Update, two weeks later Link to heading

The numbers above held for about twelve days. Daily totals tracked between 150k and 300k tokens, the weekly cap looked manageable, and I assumed the fix had stuck. Then the cap hit 25% with five days of the week still to go.

The culprit was the heartbeat again, but the failure mode was different. To slow it down I had at one point removed the agents.defaults.heartbeat block from openclaw.json entirely, on the assumption that “no config” meant “no heartbeat”. That assumption was wrong. With no block present, OpenClaw falls back to a built-in 30-minute default. After I restarted the gateway, it picked up that default, and the heartbeat fired 48 times a day. On the day I noticed, it had consumed about 2.5M tokens, more than the entire preceding week combined.

The fix was to put the block back with an explicit interval too long to matter:

"heartbeat": {
  "every": "7d"
}

OpenClaw clamps any interval past Node’s setTimeout ceiling (about 24.85 days) and logs a warning, but in practice the heartbeat now fires at most once a week.

What I take from this: removing a config block did not disable the feature. It fell back to the schema default. To turn something off I now set the knob explicitly. I also missed it because I never checked the gateway logs after the removal; the line that would have told me (heartbeat: started intervalMs:1800000) was in /tmp/openclaw/ from the start, I just hadn’t looked.
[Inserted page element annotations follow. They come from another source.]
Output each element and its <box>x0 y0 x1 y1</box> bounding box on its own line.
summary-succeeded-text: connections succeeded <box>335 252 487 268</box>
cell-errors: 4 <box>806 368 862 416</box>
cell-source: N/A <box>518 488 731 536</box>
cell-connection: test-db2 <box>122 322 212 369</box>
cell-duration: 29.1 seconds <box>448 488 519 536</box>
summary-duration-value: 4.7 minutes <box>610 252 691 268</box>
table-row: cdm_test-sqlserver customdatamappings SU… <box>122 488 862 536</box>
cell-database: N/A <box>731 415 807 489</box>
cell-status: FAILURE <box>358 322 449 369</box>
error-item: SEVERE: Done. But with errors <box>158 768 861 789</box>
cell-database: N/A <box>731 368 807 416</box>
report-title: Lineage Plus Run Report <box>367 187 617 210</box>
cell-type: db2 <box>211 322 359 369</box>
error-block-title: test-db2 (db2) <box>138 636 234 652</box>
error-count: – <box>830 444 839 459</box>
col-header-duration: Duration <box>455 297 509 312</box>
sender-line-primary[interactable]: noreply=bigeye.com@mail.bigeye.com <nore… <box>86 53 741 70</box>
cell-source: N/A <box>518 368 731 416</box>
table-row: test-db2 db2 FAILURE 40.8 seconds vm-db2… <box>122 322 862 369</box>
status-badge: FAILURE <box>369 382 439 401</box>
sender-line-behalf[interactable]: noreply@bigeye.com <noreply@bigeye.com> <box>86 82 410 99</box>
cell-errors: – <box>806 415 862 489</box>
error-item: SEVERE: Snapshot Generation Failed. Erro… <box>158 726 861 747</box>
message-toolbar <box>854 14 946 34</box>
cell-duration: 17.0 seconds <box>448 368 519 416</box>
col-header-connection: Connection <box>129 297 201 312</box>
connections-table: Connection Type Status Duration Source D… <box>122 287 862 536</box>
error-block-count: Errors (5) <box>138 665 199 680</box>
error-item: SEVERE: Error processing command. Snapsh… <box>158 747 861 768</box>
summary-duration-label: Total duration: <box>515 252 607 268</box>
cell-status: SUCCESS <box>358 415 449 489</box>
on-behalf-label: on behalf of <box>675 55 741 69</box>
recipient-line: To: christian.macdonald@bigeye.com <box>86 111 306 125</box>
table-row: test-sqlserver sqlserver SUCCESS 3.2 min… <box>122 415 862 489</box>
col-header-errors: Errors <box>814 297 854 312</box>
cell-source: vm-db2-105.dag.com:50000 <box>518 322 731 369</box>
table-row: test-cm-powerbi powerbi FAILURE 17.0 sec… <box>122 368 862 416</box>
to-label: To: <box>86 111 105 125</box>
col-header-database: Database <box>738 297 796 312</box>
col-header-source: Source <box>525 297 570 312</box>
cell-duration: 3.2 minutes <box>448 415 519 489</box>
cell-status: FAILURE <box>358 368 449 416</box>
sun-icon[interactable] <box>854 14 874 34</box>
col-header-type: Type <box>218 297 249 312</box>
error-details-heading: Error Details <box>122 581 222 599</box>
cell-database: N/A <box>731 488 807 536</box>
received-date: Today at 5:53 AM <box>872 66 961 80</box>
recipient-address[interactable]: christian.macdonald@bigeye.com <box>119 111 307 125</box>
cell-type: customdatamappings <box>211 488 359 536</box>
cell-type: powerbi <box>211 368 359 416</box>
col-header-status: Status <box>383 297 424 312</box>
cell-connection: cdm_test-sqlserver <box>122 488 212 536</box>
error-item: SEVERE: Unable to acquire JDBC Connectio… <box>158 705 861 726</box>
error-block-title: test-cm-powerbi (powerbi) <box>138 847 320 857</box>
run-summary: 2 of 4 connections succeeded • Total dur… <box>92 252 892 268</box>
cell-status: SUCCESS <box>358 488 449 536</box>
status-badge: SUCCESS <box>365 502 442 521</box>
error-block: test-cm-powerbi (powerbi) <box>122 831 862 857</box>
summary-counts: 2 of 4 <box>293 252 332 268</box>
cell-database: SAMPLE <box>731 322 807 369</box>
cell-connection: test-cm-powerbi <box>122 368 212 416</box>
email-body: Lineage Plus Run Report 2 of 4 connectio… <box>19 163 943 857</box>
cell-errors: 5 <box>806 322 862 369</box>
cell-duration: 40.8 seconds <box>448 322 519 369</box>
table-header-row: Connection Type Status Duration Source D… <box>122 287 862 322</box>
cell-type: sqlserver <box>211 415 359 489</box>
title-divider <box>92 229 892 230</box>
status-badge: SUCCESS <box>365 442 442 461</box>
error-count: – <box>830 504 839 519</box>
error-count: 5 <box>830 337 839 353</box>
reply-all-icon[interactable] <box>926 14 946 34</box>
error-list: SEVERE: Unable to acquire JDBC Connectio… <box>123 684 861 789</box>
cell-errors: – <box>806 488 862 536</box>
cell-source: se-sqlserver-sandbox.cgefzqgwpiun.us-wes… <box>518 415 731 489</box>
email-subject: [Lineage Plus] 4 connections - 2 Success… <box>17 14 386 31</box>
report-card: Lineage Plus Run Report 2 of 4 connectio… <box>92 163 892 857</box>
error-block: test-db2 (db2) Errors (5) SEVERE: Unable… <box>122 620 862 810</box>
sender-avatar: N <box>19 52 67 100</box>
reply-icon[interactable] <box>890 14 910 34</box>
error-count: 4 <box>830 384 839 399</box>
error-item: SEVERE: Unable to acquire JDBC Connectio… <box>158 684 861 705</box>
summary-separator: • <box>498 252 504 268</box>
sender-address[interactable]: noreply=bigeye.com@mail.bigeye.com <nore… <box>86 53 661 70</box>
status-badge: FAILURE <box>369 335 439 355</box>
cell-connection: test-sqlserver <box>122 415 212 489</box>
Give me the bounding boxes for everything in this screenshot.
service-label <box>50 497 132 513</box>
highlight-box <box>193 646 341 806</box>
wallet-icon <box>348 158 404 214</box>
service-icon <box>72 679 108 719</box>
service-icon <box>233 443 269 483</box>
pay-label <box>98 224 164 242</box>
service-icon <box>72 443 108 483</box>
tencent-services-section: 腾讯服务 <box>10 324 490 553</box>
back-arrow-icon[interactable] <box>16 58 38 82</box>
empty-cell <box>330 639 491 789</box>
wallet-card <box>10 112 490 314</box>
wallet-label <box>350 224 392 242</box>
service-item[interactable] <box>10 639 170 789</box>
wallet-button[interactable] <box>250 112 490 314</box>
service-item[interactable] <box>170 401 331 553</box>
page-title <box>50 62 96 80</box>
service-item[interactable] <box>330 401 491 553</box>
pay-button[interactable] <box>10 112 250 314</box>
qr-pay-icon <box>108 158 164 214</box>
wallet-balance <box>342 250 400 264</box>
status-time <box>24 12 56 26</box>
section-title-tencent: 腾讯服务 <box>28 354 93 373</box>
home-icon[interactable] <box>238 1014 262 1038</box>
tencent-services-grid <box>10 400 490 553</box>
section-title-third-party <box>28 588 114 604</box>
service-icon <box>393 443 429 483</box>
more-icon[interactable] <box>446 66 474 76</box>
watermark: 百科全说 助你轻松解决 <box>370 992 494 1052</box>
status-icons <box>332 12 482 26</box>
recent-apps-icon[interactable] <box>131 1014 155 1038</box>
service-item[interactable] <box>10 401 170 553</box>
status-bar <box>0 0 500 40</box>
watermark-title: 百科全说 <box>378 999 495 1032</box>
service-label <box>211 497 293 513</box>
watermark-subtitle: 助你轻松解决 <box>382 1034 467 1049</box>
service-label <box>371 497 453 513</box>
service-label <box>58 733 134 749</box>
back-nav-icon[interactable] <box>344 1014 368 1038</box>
The 2026.5.28 release notes list “bound heartbeat defaults” as a fix, so this behaviour appears to be addressed upstream, though I have upgraded only recently and haven’t observed long enough to confirm. There is also an open issue (openclaw/openclaw#85025) tracking the broader pattern of opt-in safety knobs around session and compaction defaults; I added a comment on it after hitting the byte-size compaction trigger never firing on codex-backed sessions.